Auditor wants a list of accounts set with nopassword. The authorize utility
 does not seem to indicate this, although dumping the sysuaf.dat record show a
 bit changes when I do a $mcr authorize modi userz/nopass
 
Do I write a program to parse all of our sysuaf.dat or is there something I am
 missing?
 


The Answer is :

 
  Unless the password itself is reset by a privileged user directly
  within SYSUAF, all users must have a password of the specified
  minimum length for the particular user.  Passwords cannot be
  set shorter than this value except through use of privileges.
 
  If you have untrusted privileged users, then you have a far larger
  exposure risk than null passwords, and this must be resolved before
  you can or should consider passwords and password policies.
 
  By default, /NOPASSWORD ford reset the primary and secondary password
  to null, but also marks the password as expired; the next login of
  the username requires a password change during login.  (Ensure that
  all users have a minimum password length set appropriately, of course.)
 
  Within SYSUAF, a username with (standard) local authentication and
  with no password set has a null hashed password value.  A privileged
  user can use $getuai calls to retrieve UAI$_PWD to detect this.  Or
  the usernames can be probed.  (You can establish the password length
  and force a password change on some or all users, of course.)  But
  again, if you have null passwords with reasonable password lengths
  set, you have far bigger problems with your privileged user(s).
 
  The OpenVMS Wizard would strongly encourage you and your auditor
  read and become familiar with the Guide to System Security manual.

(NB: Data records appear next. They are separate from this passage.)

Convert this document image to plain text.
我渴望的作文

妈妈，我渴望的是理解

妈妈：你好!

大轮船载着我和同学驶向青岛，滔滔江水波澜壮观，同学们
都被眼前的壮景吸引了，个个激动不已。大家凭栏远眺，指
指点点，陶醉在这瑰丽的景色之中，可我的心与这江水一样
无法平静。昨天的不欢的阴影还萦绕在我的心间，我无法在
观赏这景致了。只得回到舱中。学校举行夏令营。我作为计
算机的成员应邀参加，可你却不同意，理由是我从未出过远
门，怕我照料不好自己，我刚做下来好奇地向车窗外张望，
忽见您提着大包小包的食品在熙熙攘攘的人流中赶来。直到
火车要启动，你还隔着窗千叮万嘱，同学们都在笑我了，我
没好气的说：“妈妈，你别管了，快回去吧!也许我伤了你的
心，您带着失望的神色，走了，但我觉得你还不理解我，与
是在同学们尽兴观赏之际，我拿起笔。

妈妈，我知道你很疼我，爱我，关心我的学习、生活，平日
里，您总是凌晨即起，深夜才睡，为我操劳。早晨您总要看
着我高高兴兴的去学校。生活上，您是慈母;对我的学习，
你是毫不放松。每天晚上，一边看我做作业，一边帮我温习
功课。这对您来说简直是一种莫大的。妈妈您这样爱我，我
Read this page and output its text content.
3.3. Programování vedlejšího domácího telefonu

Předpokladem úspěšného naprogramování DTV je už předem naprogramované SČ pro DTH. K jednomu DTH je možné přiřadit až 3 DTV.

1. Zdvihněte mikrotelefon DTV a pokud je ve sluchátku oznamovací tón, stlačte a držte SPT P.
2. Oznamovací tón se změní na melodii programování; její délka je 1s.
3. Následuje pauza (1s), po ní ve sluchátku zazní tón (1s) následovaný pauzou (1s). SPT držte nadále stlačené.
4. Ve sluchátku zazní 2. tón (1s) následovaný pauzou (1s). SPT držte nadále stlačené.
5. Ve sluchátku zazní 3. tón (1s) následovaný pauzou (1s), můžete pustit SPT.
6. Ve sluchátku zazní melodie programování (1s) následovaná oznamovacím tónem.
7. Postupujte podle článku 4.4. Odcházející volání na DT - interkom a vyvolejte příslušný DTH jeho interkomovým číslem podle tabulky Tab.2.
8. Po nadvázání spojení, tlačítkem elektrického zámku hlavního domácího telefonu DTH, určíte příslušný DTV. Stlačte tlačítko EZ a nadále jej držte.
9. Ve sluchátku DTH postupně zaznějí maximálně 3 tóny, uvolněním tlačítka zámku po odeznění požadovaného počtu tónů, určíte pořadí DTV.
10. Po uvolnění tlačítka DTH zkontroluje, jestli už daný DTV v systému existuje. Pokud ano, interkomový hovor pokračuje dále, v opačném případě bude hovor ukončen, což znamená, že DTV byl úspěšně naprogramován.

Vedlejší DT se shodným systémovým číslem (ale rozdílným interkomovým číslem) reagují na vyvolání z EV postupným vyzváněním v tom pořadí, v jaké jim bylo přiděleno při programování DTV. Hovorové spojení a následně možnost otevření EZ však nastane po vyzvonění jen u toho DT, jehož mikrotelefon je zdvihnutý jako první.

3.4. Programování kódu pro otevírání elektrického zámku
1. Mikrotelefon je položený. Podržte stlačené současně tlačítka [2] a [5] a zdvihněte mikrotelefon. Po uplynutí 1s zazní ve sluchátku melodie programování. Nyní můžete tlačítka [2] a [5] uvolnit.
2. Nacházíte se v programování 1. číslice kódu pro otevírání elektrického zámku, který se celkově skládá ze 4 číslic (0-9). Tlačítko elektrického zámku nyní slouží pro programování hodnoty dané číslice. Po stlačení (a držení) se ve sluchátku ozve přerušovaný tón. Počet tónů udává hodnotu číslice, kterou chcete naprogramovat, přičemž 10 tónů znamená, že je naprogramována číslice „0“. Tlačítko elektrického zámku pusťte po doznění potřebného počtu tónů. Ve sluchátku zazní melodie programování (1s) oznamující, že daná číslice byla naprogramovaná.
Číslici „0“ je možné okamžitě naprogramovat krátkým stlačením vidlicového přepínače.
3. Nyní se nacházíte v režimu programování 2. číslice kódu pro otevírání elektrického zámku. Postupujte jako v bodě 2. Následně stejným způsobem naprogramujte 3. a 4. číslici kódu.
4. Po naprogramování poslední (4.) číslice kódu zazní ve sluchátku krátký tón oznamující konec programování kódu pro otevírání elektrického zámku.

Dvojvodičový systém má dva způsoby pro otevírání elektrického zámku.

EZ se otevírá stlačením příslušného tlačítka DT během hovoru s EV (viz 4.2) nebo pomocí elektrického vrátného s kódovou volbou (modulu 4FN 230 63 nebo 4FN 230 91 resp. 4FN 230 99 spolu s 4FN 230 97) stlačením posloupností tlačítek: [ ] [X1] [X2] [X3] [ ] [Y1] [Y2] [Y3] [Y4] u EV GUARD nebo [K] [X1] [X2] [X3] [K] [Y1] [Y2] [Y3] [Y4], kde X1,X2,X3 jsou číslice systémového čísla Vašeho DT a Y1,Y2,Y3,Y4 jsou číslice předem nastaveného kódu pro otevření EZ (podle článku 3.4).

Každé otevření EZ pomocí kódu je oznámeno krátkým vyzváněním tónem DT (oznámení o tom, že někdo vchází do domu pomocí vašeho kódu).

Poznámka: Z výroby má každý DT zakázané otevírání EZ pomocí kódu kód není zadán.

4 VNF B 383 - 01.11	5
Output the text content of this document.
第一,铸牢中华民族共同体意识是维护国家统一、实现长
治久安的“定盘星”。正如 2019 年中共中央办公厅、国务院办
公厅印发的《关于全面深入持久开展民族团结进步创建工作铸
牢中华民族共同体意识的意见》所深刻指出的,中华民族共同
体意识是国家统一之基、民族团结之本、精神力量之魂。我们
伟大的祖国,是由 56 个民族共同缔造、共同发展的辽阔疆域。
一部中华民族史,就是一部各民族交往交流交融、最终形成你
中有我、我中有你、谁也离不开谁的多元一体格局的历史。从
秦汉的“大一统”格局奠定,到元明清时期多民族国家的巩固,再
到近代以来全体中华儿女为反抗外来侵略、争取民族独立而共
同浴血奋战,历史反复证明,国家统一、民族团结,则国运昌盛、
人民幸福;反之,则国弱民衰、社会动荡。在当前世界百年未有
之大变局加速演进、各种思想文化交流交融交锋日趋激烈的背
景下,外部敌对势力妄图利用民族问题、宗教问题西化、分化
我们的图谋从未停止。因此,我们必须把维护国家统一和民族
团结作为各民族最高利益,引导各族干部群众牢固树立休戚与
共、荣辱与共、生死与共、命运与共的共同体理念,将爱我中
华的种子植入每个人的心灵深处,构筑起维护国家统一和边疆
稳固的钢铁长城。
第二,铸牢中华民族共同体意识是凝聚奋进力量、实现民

  Particularly the NCSC Class C2 security recommendations that are
  present in an appendix of that manual, as a start.  If you believe
  you have had privileged users making unauthorized changes to local
  system security policies, see the materials on recovering from a
  system security breach -- effectively, this is the same situation.
 
  Existing discussions of passwords include (1461), (1475), (2938),
  (3039), (3233), (3684), (3883), (4303), (4481), (4612), (4778),
  (5258), (5333), (5333), (5508), (6328), and (7818).  Among others.